Beef short rib potjie

1.5 kg beef short rib and soft shin, cut into rectangular pieces
3-4 tablespoons flour
1 teaspoon steakhouse seasoning
50 ml olive oil
50 ml sunflower oil
6 large jam tomatoes, skinned and quartered
1 large eggplant, peeled and cut into slivers
1 large red pepper, thinly sliced
1 punnet of button mushrooms, quartered
1 whole bulb of garlic
1 small bunch of spring onions, chopped
20-25 small pickling onions, peeled
1 x 400 g can of cannellini beans
1 x 70 g can of tomato paste
2 tablespoon Worcestershire sauce
100 ml brandy
2 tablespoons butter
2-3 cups water or beef stock
½ cup fresh parsley, chopped
4-6 bay leaves
1 bunch fresh thyme
300 g long-stem broccoli
½ teaspoon cayenne pepper
Salt and black pepper to taste

Mix the flour with steakhouse seasoning, salt and pepper and coat the meat.

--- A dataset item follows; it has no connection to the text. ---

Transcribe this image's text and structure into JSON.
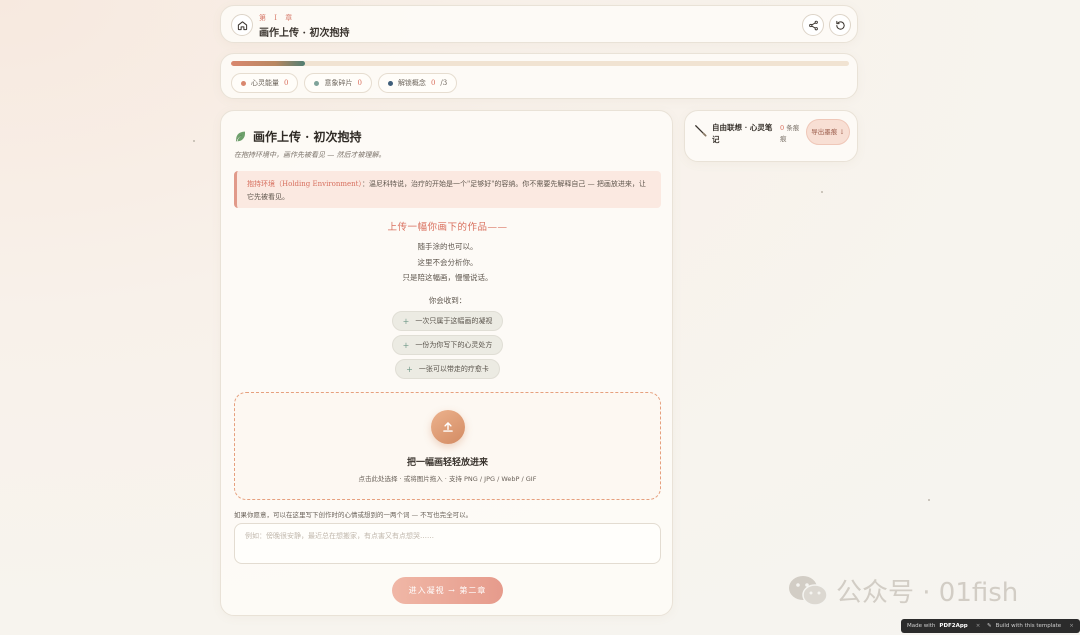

Heat the olive and sunflower oil in the potjie and add the coated meat, cooking it until browned. Add the rest of the ingredients except the broccoli, and stir. Put the lid on the pot and cook over a medium to low heat for 1½-2 hours. Add the broccoli at the end, check the seasoning, cook for a further 3 minutes and serve.

Grow your own:

Whether you refer to it as eggplant, aubergine, or brinjal, Solanum melongena is a staple food in Asia and Africa and is often used to make the meal go further by bulking up stews and absorbing flavours. While we usually grow the glossy black varieties, they can also be found round and yellow, long and pale green or light purple, or white and golden. These are all unique in everything but flavour. On average, six plants can provide a family of four with about three portions per person per week.
• Brinjals are a long crop, taking 85-100 days to harvest. Sow in spring and summer in trays and transplant into the garden 500 mm apart.
• They need fertile, free-draining soil with generous amounts of compost and some organic fertiliser to provide enough nutrients until the plants set flower.
• Plant in full sun.
• In pots, plant brinjals using 50% mature compost, 25% washed river sand and 25% vermiculite or palm-peat brick.
• They will need plenty of water, especially when producing fruit. Plants in pots should be watered daily.
• Start feeding when the first fruit starts to set, using a fertiliser for fruit and flowers and repeating every two weeks. A plant dropping flowers is a sign of a potassium deficiency – use an organic 3:1:5 or 5:1:5 fertiliser to counteract the problem.
• A water-stressed plant is prone to aphids. Remove the bottom leaves up to 30 cm to prevent mildew and fungal diseases. Watch out for red spider mite and if necessary spray underneath the leaves with an organic insecticide.
• Stems can break with the weight of fruit and may need to be staked – this is especially true for larger varieties.
• Over-ripe fruit tends to be bitter. Pick fruit using secateurs before this stage – as soon as the fruit loses its glossiness it is over-ripe.

TIP:  Salting is not necessary if your brinjals are fresh, but if they are bitter, salt them for an hour, wash the salt off and pat dry before cooking.